Im Rahmen der Erfindung sind verschiedene Änderungen und Modifikationen möglich, ohne
den Umfang der Erfindung sowie ihre Äquivalente zu verlassen.
Bezugszeichenliste
[0035]
- 1
- erste Ausführungsform der Düse
- 1'
- zweite Ausführungsform der Düse
- 1.1
- Düsenkörper
- 1.2
- Düsenschaft
- 1.3
- Düsenmündung
- 1.4
- Stirnfläche
- 2
- Längsachse des Düsenkörpers
- 3
- erste Ausführungsform der Hülse
- 3'
- zweite Ausführungsform der Hülse
- 4
- Elektrode
- 4.1
- Elektrodenhalterung
- 5
- Pulverauslassöffnung
- 5.1
- erster Schlitz
- 5.2
- zweiter Schlitz
- 6
- Längsachse des Düsenschafts
1. Düse für eine Pulversprühpistole,
mit einem Düsenkörper (1.1) mit gekreuzten Schlitzen (5.1, 5.2), welche eine Pulverauslassöffnung
(5) bilden,
wobei die Schlitze (5.1, 5.2) sich quer und parallel zur Längsachse des Düsenkörpers
(2) erstrecken,
wobei der Düsenkörper (1.1) eine Mantelfläche (1.5) und eine konisch ausgebildete
Stirnfläche (1.4) aufweist, und
wobei die Schlitze (5.1, 5.2) sich über die Stirnfläche (1.4) hinaus in die Mantelfläche
(1.5) erstrecken.
2. Düse nach Patentanspruch 1,
mit einer beweglichen Hülse (3), über die der Öffnungsbereich der Pulverauslassöffnung
(5) einstellbar ist.
3. Düse nach Patentanspruch 1 oder 2,
bei der die Hülse (3) axial zur Längsachse des Düsenkörpers (2) beweglich ist.
4. Düse nach Patentanspruch 1, 2 oder 3,
bei der die Hülse (3') drehbar ist,
bei der die Hülse (3') Ausnehmungen (3.1) aufweist,
die durch ein Drehen der Hülse (3') über die Schlitze (5.1, 5.2) gebracht werden können.
5. Düse nach einem der Patentansprüche 1 bis 4,
bei der sich die Schlitze (5.1, 5.2) zur Längsachse des Düsenkörpers (2) hin verjüngen.

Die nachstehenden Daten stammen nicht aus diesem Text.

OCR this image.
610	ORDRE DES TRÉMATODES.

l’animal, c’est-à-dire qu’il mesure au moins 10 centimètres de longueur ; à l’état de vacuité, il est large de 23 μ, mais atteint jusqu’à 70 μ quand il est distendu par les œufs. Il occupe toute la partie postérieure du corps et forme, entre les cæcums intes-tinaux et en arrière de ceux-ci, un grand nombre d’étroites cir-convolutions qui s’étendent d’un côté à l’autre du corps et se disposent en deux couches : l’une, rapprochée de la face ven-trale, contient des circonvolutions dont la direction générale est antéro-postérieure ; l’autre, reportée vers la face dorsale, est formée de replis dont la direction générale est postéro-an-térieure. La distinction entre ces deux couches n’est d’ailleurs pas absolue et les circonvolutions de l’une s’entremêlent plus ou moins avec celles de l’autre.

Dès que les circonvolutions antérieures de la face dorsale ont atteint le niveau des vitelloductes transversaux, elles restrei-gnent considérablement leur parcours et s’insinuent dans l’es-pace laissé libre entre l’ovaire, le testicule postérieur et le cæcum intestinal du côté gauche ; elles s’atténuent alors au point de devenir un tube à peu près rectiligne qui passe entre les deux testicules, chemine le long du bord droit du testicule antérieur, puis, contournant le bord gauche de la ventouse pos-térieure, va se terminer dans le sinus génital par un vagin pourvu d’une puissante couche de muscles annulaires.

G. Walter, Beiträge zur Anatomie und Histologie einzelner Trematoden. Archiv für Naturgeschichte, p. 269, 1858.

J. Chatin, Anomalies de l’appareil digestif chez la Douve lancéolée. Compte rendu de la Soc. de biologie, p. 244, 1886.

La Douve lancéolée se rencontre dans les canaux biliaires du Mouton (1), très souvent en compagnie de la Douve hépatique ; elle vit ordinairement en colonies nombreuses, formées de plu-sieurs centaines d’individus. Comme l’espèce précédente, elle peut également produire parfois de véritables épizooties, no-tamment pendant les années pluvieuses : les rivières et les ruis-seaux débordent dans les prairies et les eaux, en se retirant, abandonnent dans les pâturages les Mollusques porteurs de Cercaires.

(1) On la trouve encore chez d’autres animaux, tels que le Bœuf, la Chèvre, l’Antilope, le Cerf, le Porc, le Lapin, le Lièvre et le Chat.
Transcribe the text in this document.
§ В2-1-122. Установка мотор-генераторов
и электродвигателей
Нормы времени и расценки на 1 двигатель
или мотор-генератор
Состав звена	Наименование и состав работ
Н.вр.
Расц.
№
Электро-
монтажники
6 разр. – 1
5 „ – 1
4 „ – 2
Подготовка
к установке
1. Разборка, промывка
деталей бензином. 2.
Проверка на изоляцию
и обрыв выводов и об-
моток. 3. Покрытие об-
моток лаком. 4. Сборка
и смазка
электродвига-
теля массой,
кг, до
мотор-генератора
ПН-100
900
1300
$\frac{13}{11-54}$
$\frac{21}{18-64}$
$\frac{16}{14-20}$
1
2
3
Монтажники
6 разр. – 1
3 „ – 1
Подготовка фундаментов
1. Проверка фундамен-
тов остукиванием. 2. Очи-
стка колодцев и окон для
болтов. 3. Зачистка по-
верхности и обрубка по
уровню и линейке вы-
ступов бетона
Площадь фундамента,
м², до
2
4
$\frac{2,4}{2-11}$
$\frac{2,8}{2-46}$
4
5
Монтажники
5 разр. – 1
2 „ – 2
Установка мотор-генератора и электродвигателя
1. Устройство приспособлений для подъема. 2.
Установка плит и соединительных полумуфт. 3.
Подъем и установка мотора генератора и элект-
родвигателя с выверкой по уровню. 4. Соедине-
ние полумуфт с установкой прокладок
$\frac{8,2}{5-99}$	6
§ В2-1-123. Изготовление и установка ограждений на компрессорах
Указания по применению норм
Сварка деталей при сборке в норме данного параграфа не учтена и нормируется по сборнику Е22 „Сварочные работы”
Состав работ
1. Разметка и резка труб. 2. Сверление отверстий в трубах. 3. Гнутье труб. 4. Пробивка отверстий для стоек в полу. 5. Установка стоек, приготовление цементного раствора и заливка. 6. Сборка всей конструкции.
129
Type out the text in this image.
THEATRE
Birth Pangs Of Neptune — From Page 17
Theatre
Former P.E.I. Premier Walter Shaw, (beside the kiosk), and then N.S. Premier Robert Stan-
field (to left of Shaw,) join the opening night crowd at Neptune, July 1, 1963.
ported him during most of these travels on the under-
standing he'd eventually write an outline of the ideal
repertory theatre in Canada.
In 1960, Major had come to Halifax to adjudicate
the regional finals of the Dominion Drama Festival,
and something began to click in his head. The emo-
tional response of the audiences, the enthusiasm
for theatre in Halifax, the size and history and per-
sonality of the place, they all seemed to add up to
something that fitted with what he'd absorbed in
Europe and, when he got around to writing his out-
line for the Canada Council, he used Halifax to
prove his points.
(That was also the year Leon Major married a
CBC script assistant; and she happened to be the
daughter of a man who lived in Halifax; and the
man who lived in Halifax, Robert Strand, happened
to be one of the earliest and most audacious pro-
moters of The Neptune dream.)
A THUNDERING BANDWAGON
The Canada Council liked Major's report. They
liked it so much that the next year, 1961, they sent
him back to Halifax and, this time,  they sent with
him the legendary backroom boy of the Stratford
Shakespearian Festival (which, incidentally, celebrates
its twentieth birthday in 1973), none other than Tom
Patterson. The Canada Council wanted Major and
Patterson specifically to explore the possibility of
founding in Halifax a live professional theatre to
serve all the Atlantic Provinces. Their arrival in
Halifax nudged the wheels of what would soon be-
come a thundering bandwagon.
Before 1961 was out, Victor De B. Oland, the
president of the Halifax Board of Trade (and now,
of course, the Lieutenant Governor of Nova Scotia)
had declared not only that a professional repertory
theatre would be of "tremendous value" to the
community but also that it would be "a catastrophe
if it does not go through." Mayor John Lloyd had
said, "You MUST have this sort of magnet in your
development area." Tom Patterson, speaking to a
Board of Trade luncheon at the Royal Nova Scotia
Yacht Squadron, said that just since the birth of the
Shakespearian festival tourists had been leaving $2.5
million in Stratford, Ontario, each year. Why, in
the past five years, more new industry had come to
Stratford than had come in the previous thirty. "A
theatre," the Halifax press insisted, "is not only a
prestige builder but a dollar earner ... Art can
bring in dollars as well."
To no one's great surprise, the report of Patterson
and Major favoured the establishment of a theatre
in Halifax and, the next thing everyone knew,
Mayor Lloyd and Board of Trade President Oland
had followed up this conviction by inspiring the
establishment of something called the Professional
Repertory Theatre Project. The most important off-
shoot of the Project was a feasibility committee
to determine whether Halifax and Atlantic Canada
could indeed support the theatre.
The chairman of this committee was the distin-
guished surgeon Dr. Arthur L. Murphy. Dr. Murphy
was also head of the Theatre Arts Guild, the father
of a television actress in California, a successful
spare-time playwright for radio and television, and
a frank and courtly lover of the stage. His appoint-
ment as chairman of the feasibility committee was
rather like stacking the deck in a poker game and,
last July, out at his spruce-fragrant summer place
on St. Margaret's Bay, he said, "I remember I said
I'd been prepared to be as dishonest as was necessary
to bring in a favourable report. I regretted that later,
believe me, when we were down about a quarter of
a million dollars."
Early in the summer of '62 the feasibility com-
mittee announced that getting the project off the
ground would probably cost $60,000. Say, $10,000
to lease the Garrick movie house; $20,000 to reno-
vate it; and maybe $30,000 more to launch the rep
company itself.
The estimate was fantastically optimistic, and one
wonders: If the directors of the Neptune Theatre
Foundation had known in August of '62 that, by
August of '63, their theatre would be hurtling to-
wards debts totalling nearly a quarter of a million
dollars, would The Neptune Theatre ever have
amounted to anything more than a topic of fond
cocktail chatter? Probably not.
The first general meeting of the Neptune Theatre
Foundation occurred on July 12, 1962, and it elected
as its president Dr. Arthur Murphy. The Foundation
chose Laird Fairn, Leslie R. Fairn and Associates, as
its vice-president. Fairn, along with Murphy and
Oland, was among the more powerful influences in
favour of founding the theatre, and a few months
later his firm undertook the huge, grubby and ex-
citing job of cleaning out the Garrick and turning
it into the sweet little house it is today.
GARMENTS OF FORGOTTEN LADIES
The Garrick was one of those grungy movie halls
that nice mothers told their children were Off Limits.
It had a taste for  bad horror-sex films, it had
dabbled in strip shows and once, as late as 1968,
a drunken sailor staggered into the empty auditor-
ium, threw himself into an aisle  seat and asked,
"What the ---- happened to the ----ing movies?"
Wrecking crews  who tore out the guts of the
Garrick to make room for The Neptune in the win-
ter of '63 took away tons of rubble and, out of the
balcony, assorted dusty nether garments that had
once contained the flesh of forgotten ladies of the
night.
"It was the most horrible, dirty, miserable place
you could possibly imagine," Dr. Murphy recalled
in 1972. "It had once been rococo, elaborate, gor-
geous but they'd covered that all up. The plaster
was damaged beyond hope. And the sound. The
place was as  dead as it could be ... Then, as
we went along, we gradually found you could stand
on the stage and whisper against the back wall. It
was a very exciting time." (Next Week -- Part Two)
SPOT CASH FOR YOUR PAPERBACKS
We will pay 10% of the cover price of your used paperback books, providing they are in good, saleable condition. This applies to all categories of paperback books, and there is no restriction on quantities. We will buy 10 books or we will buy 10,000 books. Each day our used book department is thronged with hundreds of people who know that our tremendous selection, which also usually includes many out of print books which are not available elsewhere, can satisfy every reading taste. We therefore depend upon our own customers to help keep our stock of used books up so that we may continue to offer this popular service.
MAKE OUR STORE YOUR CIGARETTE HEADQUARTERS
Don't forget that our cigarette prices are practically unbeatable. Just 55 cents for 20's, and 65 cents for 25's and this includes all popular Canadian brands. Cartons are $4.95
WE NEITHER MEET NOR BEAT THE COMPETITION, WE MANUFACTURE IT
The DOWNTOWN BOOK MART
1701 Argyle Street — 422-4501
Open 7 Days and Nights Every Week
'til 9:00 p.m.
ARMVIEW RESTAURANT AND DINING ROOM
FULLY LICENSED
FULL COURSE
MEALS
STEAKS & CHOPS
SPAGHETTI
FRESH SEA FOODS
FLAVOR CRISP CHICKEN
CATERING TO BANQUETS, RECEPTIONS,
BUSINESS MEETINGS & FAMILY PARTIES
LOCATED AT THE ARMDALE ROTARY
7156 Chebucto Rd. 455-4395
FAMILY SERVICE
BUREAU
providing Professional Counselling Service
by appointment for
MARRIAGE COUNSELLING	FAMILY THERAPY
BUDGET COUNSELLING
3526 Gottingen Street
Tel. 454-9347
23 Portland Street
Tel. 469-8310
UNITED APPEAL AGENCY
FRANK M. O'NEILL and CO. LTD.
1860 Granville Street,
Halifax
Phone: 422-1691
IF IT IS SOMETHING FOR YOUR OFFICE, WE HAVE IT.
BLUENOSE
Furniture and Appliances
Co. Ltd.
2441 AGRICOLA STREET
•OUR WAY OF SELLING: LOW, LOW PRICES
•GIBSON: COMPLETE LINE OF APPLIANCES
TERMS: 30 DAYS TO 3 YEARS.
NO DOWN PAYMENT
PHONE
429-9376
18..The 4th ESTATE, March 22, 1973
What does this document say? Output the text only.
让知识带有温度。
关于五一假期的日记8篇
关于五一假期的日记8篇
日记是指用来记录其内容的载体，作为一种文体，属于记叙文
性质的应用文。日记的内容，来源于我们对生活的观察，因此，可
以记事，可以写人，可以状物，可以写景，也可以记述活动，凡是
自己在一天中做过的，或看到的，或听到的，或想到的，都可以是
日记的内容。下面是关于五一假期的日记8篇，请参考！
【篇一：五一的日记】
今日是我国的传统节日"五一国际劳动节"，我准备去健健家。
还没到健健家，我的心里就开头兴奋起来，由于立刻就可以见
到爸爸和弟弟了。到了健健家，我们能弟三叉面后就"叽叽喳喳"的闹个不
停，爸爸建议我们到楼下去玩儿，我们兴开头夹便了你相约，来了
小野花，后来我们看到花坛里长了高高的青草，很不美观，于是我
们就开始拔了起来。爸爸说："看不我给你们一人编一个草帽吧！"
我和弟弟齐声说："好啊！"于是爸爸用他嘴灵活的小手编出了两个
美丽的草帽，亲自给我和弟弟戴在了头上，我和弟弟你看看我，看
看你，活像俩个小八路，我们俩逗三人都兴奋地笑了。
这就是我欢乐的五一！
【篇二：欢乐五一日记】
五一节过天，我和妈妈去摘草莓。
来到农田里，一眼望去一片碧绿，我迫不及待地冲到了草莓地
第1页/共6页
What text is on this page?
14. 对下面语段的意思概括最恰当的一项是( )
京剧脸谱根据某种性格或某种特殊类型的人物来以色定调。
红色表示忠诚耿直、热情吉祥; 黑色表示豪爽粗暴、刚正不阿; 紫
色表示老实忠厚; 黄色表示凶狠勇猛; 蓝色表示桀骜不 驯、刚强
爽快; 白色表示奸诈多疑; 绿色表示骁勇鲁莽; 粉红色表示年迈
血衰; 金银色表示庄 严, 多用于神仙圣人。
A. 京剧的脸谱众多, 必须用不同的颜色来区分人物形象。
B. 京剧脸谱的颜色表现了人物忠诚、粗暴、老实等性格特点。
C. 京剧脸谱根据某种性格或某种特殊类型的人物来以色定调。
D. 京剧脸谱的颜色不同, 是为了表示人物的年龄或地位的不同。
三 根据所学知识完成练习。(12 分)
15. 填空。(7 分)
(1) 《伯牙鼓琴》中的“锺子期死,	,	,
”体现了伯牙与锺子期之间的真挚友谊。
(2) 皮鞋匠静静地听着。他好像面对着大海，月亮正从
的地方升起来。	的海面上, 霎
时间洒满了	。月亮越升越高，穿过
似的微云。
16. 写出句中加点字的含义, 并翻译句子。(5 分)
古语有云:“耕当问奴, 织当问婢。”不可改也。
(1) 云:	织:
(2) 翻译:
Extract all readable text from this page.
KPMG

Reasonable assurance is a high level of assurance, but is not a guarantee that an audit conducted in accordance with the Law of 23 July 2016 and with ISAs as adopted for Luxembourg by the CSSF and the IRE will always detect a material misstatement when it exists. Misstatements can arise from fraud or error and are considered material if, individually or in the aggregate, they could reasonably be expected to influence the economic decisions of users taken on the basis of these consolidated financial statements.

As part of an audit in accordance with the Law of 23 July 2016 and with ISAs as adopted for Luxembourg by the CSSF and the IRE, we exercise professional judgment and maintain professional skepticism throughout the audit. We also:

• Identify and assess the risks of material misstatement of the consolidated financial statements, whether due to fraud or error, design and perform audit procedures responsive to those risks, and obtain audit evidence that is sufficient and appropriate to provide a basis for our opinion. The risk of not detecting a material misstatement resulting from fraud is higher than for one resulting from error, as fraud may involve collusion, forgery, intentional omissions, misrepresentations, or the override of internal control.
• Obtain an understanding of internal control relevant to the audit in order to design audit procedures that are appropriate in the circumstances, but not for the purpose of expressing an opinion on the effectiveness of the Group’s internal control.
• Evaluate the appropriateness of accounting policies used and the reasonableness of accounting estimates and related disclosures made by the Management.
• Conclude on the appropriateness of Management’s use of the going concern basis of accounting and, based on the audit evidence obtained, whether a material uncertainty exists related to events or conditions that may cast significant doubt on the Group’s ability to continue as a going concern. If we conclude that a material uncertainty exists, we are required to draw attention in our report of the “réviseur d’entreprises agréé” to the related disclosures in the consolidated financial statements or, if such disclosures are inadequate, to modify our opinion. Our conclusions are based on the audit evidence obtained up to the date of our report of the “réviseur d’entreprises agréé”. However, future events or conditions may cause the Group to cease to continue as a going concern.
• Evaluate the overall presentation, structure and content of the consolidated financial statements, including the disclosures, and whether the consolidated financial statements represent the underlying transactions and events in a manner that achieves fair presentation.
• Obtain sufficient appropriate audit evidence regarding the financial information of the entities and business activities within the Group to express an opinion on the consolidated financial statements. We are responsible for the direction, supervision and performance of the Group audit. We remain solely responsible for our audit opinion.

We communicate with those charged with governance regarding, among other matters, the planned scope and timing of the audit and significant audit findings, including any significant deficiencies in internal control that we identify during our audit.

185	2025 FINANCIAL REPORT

6. Düse nach einem der Patentansprüche 1 bis 5,
bei der sich die Schlitze (5.1, 5.2) unter einem rechten Winkel kreuzen.
7. Düse nach einem der Patentansprüche 1 bis 6,
bei der die Hülse (3, 3') mittels Reibschluss auf dem Düsenkörper (1.1) sitzt.
8. Düse nach einem der Patentansprüche 1 bis 7,
bei der ein Düsenschaft (1.2) vorgesehen ist,
bei der der Düsenkörper (1.1) mit dem Düsenschaft (1.2) verbunden ist,
bei der die Längsachse des Düsenkörpers (2) gegenüber der Längsachse des Düsenschafts
(6) geneigt ist.
9. Düse nach Patentanspruch 8,
bei der der Düsenkörper (1.1) Teflon aufweist.
10. Düse nach einem der Patentansprüche 1 bis 9,
bei der im Inneren des Düsenkörpers (1.1) eine Elektrode (4) angeordnet ist.